Since Ibori returned to Nigeria his Oghara country-home has become a tourist attraction. All sorts of persons go there daily to “rejoice” with the governor. The pilgrimage to Oghara is symbolic of the level of moral depravity we have sunk to as a nation. A man completes his jail term overseas and comes back home only for us to celebrate him amid pomp and circumstance! Is such a development a reward for diligence or trivialization of the course of justice? What signal are we showing the younger members of the society? This is confirmatory of the fact that in Nigeria there is a reward for all manner of sharp practices, swindles, scams and sleaze.
On Sunday, February 12, 2017, there was an inauspicious thanksgiving service that allegedly shut down Delta State with people from all walks of life in attendance which held at the Theorist Baptist Church, Oghara, Ethiope West Local Government Authority of Delta State. I had expected that what Ibori needed was a modest and quiet time with the Lord thanking Him in the confines of his home for surviving the ordeal. This misplaced celebration as if Ibori won a global prize is antithetical to our moral regeneration and national rediscovery along the lines of ethicality, morality and nobility. For goodness’ sake, why should we be celebrating life after incarceration for admitted criminal guilt?
Ibori declared at the thanksgiving that while in prison he was more concerned about the well-being of his people than his personal travails. If truly Ibori meant what he said, he should have enthroned good governance while in office instead of this belated and inconsequential lachrymal posturing that borders on self-deceit and crying over spilt milk.

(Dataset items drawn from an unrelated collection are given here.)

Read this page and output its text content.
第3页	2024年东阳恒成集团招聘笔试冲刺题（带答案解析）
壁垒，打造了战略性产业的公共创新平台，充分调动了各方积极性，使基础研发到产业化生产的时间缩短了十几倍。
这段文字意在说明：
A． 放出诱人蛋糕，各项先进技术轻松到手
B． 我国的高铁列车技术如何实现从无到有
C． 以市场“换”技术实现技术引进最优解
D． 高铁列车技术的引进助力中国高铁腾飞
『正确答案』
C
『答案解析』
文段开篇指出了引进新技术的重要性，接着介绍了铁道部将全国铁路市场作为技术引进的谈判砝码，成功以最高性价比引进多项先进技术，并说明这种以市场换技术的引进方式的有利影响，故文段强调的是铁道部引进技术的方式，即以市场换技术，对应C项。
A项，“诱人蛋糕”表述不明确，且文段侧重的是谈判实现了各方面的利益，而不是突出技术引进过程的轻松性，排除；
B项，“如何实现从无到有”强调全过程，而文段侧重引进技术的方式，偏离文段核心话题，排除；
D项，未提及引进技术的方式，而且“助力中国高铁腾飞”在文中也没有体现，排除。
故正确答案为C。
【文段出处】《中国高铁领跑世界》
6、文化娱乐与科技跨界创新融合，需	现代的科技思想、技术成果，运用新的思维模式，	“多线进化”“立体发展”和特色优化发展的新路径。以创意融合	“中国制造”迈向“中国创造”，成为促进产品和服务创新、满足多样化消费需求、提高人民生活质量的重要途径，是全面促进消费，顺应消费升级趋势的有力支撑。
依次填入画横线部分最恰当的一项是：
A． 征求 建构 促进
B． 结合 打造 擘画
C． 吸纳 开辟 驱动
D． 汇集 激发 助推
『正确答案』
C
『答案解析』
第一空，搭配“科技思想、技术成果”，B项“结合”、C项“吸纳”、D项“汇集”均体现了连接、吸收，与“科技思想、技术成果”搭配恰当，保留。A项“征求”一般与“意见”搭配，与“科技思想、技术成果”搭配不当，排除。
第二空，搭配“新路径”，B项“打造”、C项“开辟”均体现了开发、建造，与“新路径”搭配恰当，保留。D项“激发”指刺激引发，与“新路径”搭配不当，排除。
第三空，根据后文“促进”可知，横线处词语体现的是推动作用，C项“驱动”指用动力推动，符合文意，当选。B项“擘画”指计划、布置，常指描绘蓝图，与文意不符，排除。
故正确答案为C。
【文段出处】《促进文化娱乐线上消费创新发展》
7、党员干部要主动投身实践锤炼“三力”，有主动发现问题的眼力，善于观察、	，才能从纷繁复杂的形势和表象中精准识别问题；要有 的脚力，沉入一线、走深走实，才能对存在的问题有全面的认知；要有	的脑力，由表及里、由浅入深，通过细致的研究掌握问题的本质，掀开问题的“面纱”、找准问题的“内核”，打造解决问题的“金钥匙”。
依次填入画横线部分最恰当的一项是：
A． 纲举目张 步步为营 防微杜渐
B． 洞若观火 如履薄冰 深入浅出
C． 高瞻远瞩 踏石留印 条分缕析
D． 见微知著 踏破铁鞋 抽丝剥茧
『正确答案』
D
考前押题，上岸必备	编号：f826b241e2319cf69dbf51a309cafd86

Prodigality can never be a virtue. It is instructive that Governor Ifeanyi Okowa of Delta State was not present on the occasion. His presence would have given it an official seal that would have worsened the misplaced ceremony. His earlier visit to the former governor even though not commendable could be excused on grounds of Ibori being one of his predecessors and allies.
Then the next day, Monday, February 13, the front and inside pages of virtually all the national newspapers were awash with seven-column pictorials of the Ibori thanksgiving! In respect for esprit d’ corps and camaraderie, I will not go into the economics of such “special” publications lest I wash our dirty linens in the public. For me, this front-page treatment of an issue that requires utmost sobriety confirms the rooting of corruption in all facets of our national life.
Overall, whatever Ibori does henceforth should be shrouded in profound candour, quietude, humility and again sobriety—not a bazaar of conviviality—lest he sends a wrong compass out for upcoming generations who may think that that is the right path. It is even not good for our national health and international reputation, perception and integrity.
All those people foolishly and shamelessly celebrating Ibori should be conscious of the corruption narrative that culminated in the history of this matter with all its freshness.
Indeed, our moral value, ethical threshold and existential etiquette have been fatally eroded and monumentally retarded, if not systemically damaged, by this thanksgiving show of dishonour and public opprobrium. With the pomp that has spectacularly galvanized the Ibori remorseless return, Nigeria’s moral bankruptcy and shamelessness in these matters need no elucidation.  I will not be surprised if tomorrow Ibori becomes a senator, a minister or an ambassador. It is the signpost of our irredeemable national depravity!